Class, the subject of my rant today was going to be “that said.” The subject phrase’s overuse has been getting on my nerves for perhaps ten years. Through this poultry platform, I have previously written about vogue phrases such as “it is what it is,” “it is all good,” and “not a problem,” but those were colloquialisms, while “that said” has found its way into stilted journalistic prose and into the annoying inscriptions of those who would emulate the stilted journalists—even bloggers. :)

“That said” has been kicking around for some time now, coming from the same clowns who gave us the non-epidemiological meaning (or vague lack of same) of the term “tipping point.” While the latter phrase might be used metaphorically to colorfully illustrate a point, the only use of “that said” is to flag a terminal thought as overridingly valid, essentially negating the verbal vacillation leading up to it. Real words such as “however” and “nevertheless” are being replaced by this abomination and your Turkey doesn’t like it! So, yes, that was what I was going to write about today.

That said, in doing research about “that said,” I came across a New York Times piece written almost six years ago by the great William Safire that covers the subject more thoroughly, more humorously, and more conclusively than this Pretend-O-Turkey could ever hope to. If you are as interested in the evolution of our language as I am and you lament the overuse of these vogue constructs as much as this irascible old Turkey, you must read Safire’s article.

Parting the Red Sea

Wednesday, May 7th, 2008

Hey, I just found a great site if you’re interested in the history of menstruation, the colloquialisms that describe it, and the products that have dammed up the red tide through the years. You want a 1920’s Kotex ad? This site has it. You want to know 320 terms that mean menstruation? Look no further! Find it at the Museum of Menstruation and Women’s Health.

Nut Case Alert!

Monday, May 5th, 2008

PETA has spoken. In the wake of the tragic Kentucky Derby place finish of the ill-fated filly Eight Belles, they have written a nastygram to the person in charge: Senator Hillary Clinton. Furthermore, just to make sure Hillary gets the message, they’re writing another nastygram to daughter Chelsea. PETA knows how to play dirty, too, thank you very much.

If you don’t know by this time, Eight Belles broke both front ankles as she charged down the stretch in a game effort to catch Big Brown, the big colt that won the race. While Big Brown was enjoying his moment of glory in the winner’s circle, Eight Belles was being euthanized on the track where she had broken down. She paid $10.60 and $6.40, posthumously.

I do not dispute the notion that the Kentucky Horse Racing Association should investigate the circumstances surrounding the filly’s tragic injury. Without being prompted to do so, the KHRA did, in fact, initiate such an investigation, which is routine anytime an animal dies on the track.

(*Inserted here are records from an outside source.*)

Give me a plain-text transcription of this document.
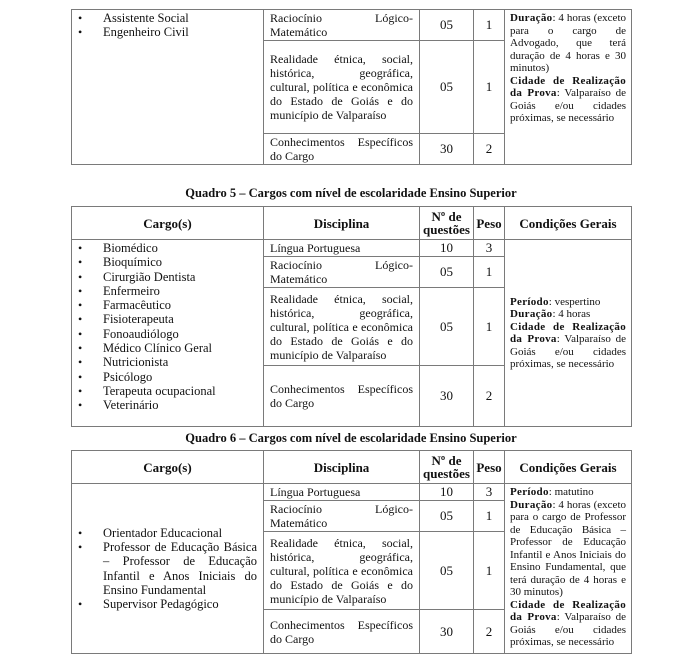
• Assistente Social
• Engenheiro Civil
	Raciocínio Lógico-Matemático	05	1	Duração: 4 horas (exceto para o cargo de Advogado, que terá duração de 4 horas e 30 minutos)
Cidade de Realização da Prova: Valparaíso de Goiás e/ou cidades próximas, se necessário
	Realidade étnica, social, histórica, geográfica, cultural, política e econômica do Estado de Goiás e do município de Valparaíso	05	1	
	Conhecimentos Específicos do Cargo	30	2	
Quadro 5 – Cargos com nível de escolaridade Ensino Superior
Cargo(s)	Disciplina	Nº de questões	Peso	Condições Gerais

• Biomédico
• Bioquímico
• Cirurgião Dentista
• Enfermeiro
• Farmacêutico
• Fisioterapeuta
• Fonoaudiólogo
• Médico Clínico Geral
• Nutricionista
• Psicólogo
• Terapeuta ocupacional
• Veterinário
	Língua Portuguesa	10	3	Período: vespertino
Duração: 4 horas
Cidade de Realização da Prova: Valparaíso de Goiás e/ou cidades próximas, se necessário
	Raciocínio Lógico-Matemático	05	1	
	Realidade étnica, social, histórica, geográfica, cultural, política e econômica do Estado de Goiás e do município de Valparaíso	05	1	
	Conhecimentos Específicos do Cargo	30	2	
Quadro 6 – Cargos com nível de escolaridade Ensino Superior
Cargo(s)	Disciplina	Nº de questões	Peso	Condições Gerais

• Orientador Educacional
• Professor de Educação Básica – Professor de Educação Infantil e Anos Iniciais do Ensino Fundamental
• Supervisor Pedagógico
	Língua Portuguesa	10	3	Período: matutino
Duração: 4 horas (exceto para o cargo de Professor de Educação Básica – Professor de Educação Infantil e Anos Iniciais do Ensino Fundamental, que terá duração de 4 horas e 30 minutos)
Cidade de Realização da Prova: Valparaíso de Goiás e/ou cidades próximas, se necessário
	Raciocínio Lógico-Matemático	05	1	
	Realidade étnica, social, histórica, geográfica, cultural, política e econômica do Estado de Goiás e do município de Valparaíso	05	1	
	Conhecimentos Específicos do Cargo	30	2	
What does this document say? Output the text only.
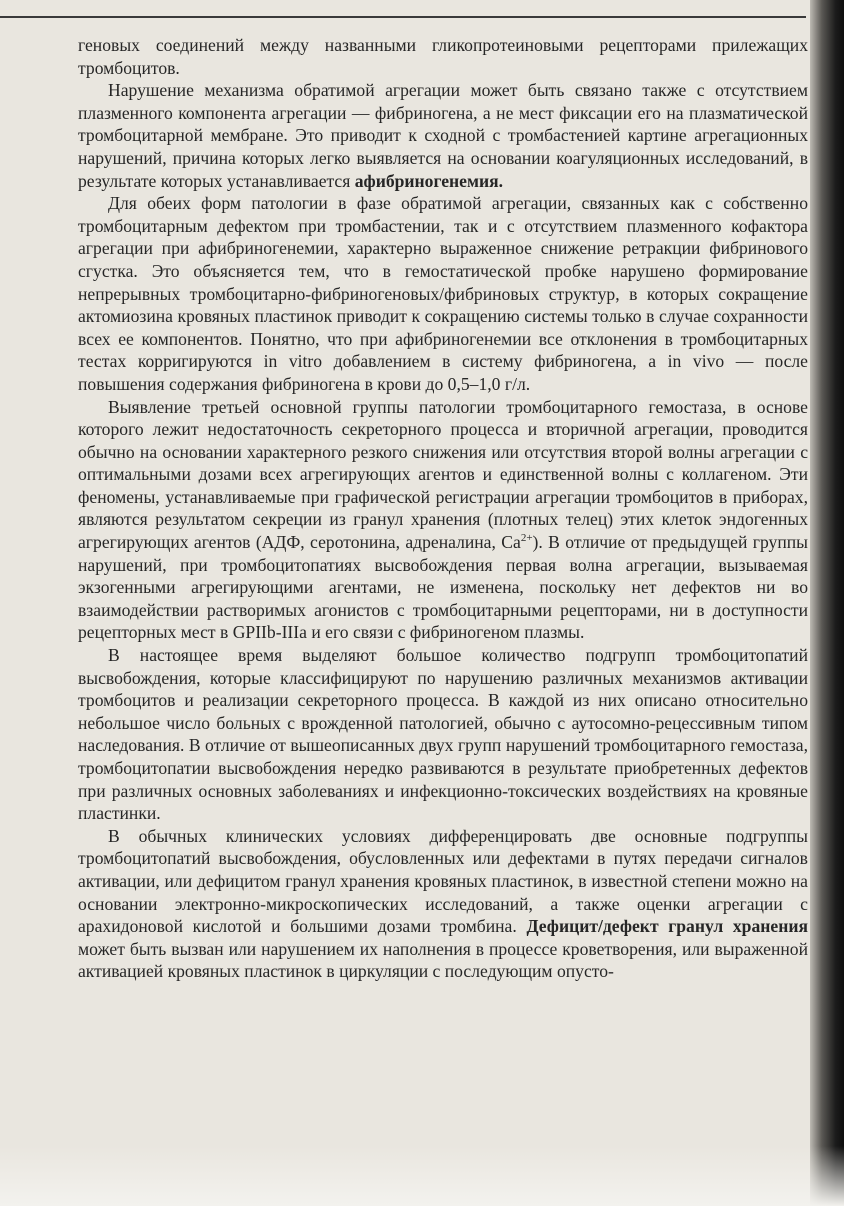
геновых соединений между названными гликопротеиновыми рецепторами прилежащих тромбоцитов.

Нарушение механизма обратимой агрегации может быть связано также с отсутствием плазменного компонента агрегации — фибриногена, а не мест фиксации его на плазматической тромбоцитарной мембране. Это приводит к сходной с тромбастенией картине агрегационных нарушений, причина которых легко выявляется на основании коагуляционных исследований, в результате которых устанавливается афибриногенемия.

Для обеих форм патологии в фазе обратимой агрегации, связанных как с собственно тромбоцитарным дефектом при тромбастении, так и с отсутствием плазменного кофактора агрегации при афибриногенемии, характерно выраженное снижение ретракции фибринового сгустка. Это объясняется тем, что в гемостатической пробке нарушено формирование непрерывных тромбоцитарно-фибриногеновых/фибриновых структур, в которых сокращение актомиозина кровяных пластинок приводит к сокращению системы только в случае сохранности всех ее компонентов. Понятно, что при афибриногенемии все отклонения в тромбоцитарных тестах корригируются in vitro добавлением в систему фибриногена, а in vivo — после повышения содержания фибриногена в крови до 0,5–1,0 г/л.

Выявление третьей основной группы патологии тромбоцитарного гемостаза, в основе которого лежит недостаточность секреторного процесса и вторичной агрегации, проводится обычно на основании характерного резкого снижения или отсутствия второй волны агрегации с оптимальными дозами всех агрегирующих агентов и единственной волны с коллагеном. Эти феномены, устанавливаемые при графической регистрации агрегации тромбоцитов в приборах, являются результатом секреции из гранул хранения (плотных телец) этих клеток эндогенных агрегирующих агентов (АДФ, серотонина, адреналина, $Ca^{2+}$). В отличие от предыдущей группы нарушений, при тромбоцитопатиях высвобождения первая волна агрегации, вызываемая экзогенными агрегирующими агентами, не изменена, поскольку нет дефектов ни во взаимодействии растворимых агонистов с тромбоцитарными рецепторами, ни в доступности рецепторных мест в GPIIb-IIIa и его связи с фибриногеном плазмы.

В настоящее время выделяют большое количество подгрупп тромбоцитопатий высвобождения, которые классифицируют по нарушению различных механизмов активации тромбоцитов и реализации секреторного процесса. В каждой из них описано относительно небольшое число больных с врожденной патологией, обычно с аутосомно-рецессивным типом наследования. В отличие от вышеописанных двух групп нарушений тромбоцитарного гемостаза, тромбоцитопатии высвобождения нередко развиваются в результате приобретенных дефектов при различных основных заболеваниях и инфекционно-токсических воздействиях на кровяные пластинки.

В обычных клинических условиях дифференцировать две основные подгруппы тромбоцитопатий высвобождения, обусловленных или дефектами в путях передачи сигналов активации, или дефицитом гранул хранения кровяных пластинок, в известной степени можно на основании электронно-микроскопических исследований, а также оценки агрегации с арахидоновой кислотой и большими дозами тромбина. Дефицит/дефект гранул хранения может быть вызван или нарушением их наполнения в процессе кроветворения, или выраженной активацией кровяных пластинок в циркуляции с последующим опусто-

However, our nutball friends at PETA are taking this opportunity to make their silly-ass noises to expand their notariety, not only writing to Hillary and Chelsea, but also calling for the dismissal and banning of the jockey, who was out there trying to do his job. Their position is that the life of the horse is far more important than a man’s ability to earn a living and feed his family. In the meanwhile, they exploit this tragic incident to further their own questionable agenda.

PETA has had horse racing (the sport of kings) in its cross-hairs for a long time, claiming that it constitutes cruelty to their precious animals, which people “bet on just like a poker hand.” They equate it to dog fighting. If these yo-yos had their way, you wouldn’t even be able to kick your neighbor’s dog’s ass for taking a crap on your lawn.

Well, I don’t know about you, brother, but if I had had the choice, I sure as hell would have opted for a life consisting of two or three years of hard work followed by a career of chasing fillies and brood mares on some cushy stud farm. Just ask any stallion if he would have it any other way! If he could talk, he’d hoist his middle finger in PETA’s direction, and whinny out a great big belly laugh.

I know that only a small percentage of the overall racing population winds up enjoying those romantically bucolic rendezvoux, but what the hell. It would be worth the gamble. If I couldn’t compete I’d deserve to be horse meat on some foreigner’s plate or to spend my afterlife holding together the binding of a book.

Besides, now that the Swiss government has engaged a panel to report on man’s offenses against the dignity of plants and considers “beheading” wildflowers as cruelty to plants, one has to believe that the mere existence of horses constitutes cruelty to oats.

You can read the full text of the letter to Hillary in this Political Punch blog post from ABC News.

Does anyone out there—especially in the wonderful world of politics—have the balls to shut these wankers the hell up?